One of China’s mouthpiece media outlets, the Global Times, has issued an op-ed to warn US President-Elect Donald Trump not to follow through on his campaign promise to declare the eastern nation a currency manipulator and issue heavy tariffs.
The Times brought up the 2009 episode of Sino-American trade relations wherein President Obama placed a 35 percent tariff on cheap Chinese tires. China decided shortly after to go after chicken and auto products from the US. The stalemate has held ever since. The US even expanded fees on steel with a 266 percent add-on, and for good reason too: depending on your source, a ton of steel from China can be bought for cheaper than a ton of cabbages.

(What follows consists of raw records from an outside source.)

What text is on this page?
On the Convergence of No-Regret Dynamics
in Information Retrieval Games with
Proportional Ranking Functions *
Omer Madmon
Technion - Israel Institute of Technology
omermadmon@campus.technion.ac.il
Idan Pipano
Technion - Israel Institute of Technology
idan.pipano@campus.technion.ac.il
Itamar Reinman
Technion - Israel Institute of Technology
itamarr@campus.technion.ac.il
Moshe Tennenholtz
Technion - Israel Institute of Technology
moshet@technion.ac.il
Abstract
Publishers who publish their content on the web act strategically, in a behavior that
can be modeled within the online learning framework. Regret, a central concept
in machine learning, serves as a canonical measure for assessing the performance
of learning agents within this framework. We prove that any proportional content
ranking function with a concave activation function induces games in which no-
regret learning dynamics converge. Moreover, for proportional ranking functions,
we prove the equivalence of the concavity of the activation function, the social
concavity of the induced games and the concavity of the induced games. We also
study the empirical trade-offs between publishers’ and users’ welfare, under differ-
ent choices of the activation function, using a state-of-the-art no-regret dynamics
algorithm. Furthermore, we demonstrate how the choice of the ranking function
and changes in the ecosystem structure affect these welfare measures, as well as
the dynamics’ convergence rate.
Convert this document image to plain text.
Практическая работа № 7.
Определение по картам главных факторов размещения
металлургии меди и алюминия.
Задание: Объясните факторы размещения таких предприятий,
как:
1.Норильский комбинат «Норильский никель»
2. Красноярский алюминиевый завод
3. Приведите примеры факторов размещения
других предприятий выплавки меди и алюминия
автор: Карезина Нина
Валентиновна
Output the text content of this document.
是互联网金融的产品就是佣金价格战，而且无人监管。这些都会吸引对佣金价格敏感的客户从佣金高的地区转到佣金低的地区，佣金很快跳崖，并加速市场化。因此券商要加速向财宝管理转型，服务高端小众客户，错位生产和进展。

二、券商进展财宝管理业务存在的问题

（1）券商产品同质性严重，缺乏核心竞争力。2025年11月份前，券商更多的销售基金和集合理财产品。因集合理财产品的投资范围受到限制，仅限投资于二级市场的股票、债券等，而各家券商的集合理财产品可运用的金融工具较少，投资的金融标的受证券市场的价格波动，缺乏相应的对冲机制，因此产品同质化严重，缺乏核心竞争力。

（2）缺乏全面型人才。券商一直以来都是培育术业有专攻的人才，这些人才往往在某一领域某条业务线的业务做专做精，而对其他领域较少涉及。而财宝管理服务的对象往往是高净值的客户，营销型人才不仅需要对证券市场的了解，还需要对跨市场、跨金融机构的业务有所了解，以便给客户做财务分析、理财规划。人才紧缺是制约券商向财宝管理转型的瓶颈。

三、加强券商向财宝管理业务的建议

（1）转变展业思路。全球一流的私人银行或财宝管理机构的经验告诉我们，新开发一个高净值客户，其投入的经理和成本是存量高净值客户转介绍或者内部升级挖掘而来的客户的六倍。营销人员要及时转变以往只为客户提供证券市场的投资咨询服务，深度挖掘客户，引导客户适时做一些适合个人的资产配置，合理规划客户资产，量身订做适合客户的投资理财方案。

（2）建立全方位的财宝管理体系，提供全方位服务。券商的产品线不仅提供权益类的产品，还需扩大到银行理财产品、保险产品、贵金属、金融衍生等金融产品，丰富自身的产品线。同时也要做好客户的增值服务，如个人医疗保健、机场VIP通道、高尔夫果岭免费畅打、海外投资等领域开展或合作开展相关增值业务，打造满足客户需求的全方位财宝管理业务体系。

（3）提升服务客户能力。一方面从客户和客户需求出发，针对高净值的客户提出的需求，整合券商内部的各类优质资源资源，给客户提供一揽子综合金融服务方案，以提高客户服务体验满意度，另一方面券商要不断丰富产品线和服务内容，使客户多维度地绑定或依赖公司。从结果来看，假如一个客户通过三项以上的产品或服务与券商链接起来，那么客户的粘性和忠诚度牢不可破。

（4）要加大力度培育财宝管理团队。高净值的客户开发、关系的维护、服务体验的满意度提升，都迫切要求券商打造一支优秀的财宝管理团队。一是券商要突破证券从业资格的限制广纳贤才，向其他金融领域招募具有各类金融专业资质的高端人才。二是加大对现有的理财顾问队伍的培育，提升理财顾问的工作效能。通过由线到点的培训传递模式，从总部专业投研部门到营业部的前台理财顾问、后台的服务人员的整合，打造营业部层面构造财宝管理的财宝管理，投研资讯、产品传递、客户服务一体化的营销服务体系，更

The newspaper goes back to warning Trump that if he decides to penalize China for manipulating its volatile currency with a 45 percent flat tariff on all imports, Chinese companies may replace US suppliers, agricultural commodities may be left at port while automotive and tech sales may drop like flies. That includes iPhones.
Chinese consumers already see a 20 percent premium in iPhone pricing, give or take a bit with currency flux, compared to those in the US. A 65 percent total levy on a base model iPhone 7 would put the equivalent cost up to about $1,071. The World Trade Organization, according to the Global Times, will only allow any member country a 15 percent flat-out import rate, though, for a maximum of 150 days and barring any state of emergency. Even at that level, we’re still dealing with a base price of $876.
At that price, would the capitalist-communist country’s boasted-about and booming middle class really stand for a slab with an Apple logo on it? Would a painful, pricey prestige only help the company in spite of an in-kind trade action from China? What about the iPad and the MacBook Pro?
Who’s to know? Trump and President Xi Jinping, we suppose.